Intellettuali e politici, scrittori e giornalisti, uomini e donne che condividevano – non senza aspri scontri – idee e libri, sogni di libertà e discipline di partito toccavano il suolo più simbolico, vedevano il film più avvincente della loro vita.
Nel gruppo dei sardi c’era anche il corrispondente da Cagliari dell’Unità, ch’era cresciuto guardando all’isola delle meraviglie, a Hemingway, e aveva vissuto con apprensione la crisi dei missili, quando tutto il mondo era in ansia, ma aveva gioito quando gli esuli inviati dalla Cia furono respinti alla Baia dei Porci.

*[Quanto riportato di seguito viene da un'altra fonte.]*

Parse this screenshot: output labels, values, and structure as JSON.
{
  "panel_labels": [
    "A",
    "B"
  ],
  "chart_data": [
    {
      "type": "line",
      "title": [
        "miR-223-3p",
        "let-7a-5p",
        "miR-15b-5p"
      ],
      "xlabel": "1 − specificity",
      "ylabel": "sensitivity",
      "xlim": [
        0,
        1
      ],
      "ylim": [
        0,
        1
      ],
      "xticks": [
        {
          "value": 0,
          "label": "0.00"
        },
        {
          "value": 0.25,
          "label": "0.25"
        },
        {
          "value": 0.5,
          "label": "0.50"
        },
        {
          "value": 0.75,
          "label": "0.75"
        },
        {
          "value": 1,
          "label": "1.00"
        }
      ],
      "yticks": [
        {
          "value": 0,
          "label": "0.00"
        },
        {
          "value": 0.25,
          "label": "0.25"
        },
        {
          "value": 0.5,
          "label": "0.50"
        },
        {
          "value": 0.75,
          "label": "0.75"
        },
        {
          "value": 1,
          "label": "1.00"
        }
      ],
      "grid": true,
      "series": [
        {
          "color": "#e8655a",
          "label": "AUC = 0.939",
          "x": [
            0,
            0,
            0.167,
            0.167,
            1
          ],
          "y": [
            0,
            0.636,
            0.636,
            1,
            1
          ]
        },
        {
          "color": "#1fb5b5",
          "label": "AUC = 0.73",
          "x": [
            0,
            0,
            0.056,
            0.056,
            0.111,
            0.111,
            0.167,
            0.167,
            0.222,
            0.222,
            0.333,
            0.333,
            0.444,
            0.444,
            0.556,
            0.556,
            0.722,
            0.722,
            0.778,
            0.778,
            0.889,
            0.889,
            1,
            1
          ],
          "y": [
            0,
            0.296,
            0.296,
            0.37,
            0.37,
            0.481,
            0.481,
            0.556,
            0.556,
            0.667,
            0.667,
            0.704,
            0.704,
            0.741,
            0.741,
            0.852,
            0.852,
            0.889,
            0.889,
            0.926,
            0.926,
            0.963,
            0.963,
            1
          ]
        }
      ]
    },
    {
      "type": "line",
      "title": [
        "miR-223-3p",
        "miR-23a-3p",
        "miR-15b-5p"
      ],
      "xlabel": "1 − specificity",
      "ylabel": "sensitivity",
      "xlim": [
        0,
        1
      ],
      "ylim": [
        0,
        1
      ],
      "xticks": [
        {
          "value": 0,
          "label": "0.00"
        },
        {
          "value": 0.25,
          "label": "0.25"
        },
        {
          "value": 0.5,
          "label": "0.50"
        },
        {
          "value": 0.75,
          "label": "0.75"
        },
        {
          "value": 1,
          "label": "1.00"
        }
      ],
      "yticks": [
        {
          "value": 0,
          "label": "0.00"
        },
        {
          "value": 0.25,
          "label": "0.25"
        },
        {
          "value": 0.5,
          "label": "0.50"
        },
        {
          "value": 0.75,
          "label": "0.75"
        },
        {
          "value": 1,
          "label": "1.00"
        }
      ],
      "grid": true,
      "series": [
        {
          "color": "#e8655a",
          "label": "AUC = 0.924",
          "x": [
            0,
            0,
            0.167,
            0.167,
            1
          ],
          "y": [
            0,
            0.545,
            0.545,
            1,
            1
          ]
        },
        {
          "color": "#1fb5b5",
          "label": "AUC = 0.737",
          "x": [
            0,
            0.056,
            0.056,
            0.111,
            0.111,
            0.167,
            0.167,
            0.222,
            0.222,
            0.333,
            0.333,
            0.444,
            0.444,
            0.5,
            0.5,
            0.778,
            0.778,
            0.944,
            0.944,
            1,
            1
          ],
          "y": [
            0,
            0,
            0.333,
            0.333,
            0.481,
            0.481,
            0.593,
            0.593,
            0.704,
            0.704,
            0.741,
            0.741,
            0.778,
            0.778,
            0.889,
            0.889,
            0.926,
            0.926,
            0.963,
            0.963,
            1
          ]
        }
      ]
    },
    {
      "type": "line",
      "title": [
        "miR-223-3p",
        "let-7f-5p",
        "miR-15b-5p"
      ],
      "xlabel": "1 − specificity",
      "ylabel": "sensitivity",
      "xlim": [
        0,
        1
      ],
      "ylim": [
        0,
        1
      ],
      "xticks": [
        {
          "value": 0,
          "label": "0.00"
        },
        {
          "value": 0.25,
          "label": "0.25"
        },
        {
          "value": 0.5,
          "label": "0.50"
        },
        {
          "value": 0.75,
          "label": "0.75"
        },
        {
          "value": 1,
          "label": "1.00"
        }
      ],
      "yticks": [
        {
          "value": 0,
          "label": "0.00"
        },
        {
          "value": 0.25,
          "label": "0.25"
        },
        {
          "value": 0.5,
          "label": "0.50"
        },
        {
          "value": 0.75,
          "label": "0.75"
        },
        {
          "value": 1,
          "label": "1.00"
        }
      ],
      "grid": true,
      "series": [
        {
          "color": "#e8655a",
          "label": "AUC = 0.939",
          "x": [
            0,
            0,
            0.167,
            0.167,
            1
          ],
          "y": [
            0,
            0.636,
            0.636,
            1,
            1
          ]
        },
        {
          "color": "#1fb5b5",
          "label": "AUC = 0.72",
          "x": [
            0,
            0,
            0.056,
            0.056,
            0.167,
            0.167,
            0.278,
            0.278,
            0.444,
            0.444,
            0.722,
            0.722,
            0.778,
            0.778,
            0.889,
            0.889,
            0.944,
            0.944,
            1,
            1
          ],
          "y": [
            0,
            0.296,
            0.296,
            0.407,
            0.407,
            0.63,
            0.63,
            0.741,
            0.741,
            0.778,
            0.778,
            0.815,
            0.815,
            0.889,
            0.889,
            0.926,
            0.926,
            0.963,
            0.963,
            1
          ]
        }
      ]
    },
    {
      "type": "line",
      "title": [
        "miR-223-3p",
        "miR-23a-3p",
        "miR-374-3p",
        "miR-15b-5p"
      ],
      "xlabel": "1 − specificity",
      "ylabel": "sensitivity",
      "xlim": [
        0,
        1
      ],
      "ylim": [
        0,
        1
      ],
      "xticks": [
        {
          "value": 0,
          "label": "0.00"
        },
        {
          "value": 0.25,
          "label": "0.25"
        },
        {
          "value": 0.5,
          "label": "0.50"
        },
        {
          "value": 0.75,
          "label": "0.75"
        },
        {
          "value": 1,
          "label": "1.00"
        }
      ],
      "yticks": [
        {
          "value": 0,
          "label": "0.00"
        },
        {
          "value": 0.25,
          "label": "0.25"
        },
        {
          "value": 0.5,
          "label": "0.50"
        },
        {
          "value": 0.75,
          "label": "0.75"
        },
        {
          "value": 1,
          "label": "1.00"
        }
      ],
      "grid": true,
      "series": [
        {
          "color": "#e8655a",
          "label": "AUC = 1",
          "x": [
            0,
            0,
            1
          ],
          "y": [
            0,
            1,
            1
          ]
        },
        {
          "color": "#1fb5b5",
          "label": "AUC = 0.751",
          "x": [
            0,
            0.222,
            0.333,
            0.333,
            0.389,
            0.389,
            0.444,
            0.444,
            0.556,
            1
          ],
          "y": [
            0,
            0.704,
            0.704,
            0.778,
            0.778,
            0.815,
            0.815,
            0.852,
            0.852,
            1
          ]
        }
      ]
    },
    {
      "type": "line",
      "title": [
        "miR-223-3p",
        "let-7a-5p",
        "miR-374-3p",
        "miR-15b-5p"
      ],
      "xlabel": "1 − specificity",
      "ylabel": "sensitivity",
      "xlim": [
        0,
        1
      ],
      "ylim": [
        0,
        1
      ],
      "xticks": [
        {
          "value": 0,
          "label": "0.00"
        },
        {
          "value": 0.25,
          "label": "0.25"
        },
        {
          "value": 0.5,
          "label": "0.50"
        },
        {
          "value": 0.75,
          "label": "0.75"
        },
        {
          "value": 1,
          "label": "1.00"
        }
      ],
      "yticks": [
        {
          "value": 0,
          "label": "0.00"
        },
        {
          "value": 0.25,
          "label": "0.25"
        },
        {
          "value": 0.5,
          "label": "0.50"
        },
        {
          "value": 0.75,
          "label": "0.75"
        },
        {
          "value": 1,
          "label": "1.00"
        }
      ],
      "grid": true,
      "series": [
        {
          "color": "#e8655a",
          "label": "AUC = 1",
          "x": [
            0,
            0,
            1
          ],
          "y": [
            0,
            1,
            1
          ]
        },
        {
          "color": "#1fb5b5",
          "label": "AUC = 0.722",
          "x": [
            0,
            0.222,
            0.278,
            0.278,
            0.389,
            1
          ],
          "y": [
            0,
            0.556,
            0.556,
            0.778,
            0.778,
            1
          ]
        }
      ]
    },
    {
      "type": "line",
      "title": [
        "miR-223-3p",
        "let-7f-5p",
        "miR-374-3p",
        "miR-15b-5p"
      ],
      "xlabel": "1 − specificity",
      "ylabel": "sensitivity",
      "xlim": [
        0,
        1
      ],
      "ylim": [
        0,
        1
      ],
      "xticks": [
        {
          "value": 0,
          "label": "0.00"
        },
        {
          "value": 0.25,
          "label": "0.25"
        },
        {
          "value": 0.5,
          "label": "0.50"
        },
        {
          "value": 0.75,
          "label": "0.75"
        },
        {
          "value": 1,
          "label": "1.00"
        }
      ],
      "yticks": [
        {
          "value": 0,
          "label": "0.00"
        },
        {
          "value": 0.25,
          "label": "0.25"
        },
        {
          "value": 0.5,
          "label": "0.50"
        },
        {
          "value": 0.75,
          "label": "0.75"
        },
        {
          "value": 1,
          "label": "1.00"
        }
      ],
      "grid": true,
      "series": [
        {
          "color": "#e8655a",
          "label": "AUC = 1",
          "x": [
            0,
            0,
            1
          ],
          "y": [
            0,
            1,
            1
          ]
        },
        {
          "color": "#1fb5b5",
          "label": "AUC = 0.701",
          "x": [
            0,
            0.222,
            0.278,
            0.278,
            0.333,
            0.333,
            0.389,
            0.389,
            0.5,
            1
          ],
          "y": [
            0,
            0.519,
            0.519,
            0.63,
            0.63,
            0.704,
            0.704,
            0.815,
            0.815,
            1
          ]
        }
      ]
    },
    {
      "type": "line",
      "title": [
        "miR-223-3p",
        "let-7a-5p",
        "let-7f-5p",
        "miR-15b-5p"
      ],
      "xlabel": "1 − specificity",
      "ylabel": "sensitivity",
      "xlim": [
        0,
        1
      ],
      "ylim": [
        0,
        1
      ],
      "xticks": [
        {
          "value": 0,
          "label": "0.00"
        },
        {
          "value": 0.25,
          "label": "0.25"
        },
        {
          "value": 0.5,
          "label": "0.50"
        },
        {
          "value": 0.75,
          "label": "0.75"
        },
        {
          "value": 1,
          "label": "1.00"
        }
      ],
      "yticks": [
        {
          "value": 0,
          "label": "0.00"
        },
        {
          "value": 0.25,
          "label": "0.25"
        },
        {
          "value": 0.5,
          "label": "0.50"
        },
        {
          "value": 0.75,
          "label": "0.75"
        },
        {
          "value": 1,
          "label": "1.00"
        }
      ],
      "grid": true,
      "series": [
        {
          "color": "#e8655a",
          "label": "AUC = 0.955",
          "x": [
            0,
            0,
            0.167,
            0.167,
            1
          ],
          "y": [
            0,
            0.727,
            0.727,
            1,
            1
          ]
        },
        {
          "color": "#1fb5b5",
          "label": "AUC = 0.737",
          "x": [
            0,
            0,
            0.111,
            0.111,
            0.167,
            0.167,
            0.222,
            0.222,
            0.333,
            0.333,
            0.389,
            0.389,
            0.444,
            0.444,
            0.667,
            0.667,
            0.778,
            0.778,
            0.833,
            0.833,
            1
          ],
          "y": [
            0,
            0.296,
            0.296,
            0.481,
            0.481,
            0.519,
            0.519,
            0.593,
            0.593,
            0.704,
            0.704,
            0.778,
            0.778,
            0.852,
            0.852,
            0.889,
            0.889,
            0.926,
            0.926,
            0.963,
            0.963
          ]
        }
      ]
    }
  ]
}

La vita nell’isola delle meraviglie
Una famigliola cubana li salutò ballando e cantando. La voglia di libertà, nell’isola delle meraviglie, si esprimeva con l’allegria, mentre il leader maximo sorvegliava la Rivoluzione, passando iI tempo libero in un campo di basket.
I sigari Avana e le piantagioni di canna da zucchero erano fonti di ricchezza che certamente non sarebbero bastate senza l’aiuto del Patto di Varsavia. E se a Cuba tanti potevano studiare e avevano diritto all’assistenza sanitaria, molti preferivano la strada del mare, verso la Florida, l’America sognata. Gli Italiani erano stati accolti con simpatia. Mangiavano noci di cocco, grandi piatti di aragoste, bevevano rum e coca cola e chiacchieravano amabilmente con i nuovi amici. Dall’isola delle meraviglie all’isola della memoria, sardi e cubani riuscivano a trovare un linguaggio comune, una cultura condivisa.
Dove sta andando Cuba?
Chi l’avrebbe mai detto che un giorno tre Papi, incontrando Fidel, avrebbero aperto un varco verso la democrazia, strada tortuosa, in salita. Raul Castro, che aveva studiato dai gesuiti e aveva promesso che sarebbe tornato alla Chiesa Cattolica, ha lasciato. Ora il Presidente è un cinquantenne che non era nato ai tempi della rivoluzione. Un cinquantenne cresciuto con i Beatles e con i ritmi del Buena Vista Social Club.
Dove sta andando Cuba, l’isola delle meraviglie, ce lo dirà il tempo. Così vicina e così lontana l’America di Trump, due mondi uniti dalla casa di Hemingway. Sicurante sappiano dove conduce la strada aperta dal Comandante Che Guevara: i medici cubani vanno nel mondo e si portano dietro la cultura della solidarietà, ora che il virus si è trascinato l’emergenza globale, sconvolgendo la geografia del pianeta, abbattendo il confine tra vecchi e nuovi amici. Niente sarà più come prima, si dice. Certamente siamo di fronte ad una crisi di sistema, di quelle che si superano individuando nuovi orizzonti.
Cuba, nuovi orizzonti
È caduto il muro tanti anni fa, si è dissolta la cortina di ferro, ma sulle macerie dell’impero sovietico, a ovest troppe ingiustizie e disuguaglianze accompagnano la vita difficile di milioni di donne e uomini. Il dubbio non è più un dubbio e non è il migliore dei mondi quello in cui un Paese dell’Unione Europea, già appartenente al blocco dell’est, l’Ungheria, sospende Democrazia e Libertà.
Dunque, il socialismo reale ha fallito ma il capitalismo dovrà cambiare, la nostra società dovrà esplorare nuovi sentieri, imparando da tutti, anche dai medici cubani, messaggeri di solidarietà, che pure a casa loro dovranno aprire varchi di libertà, scrutando l’orizzonte dall’isola delle meraviglie. Dalla spiaggia di Varadero.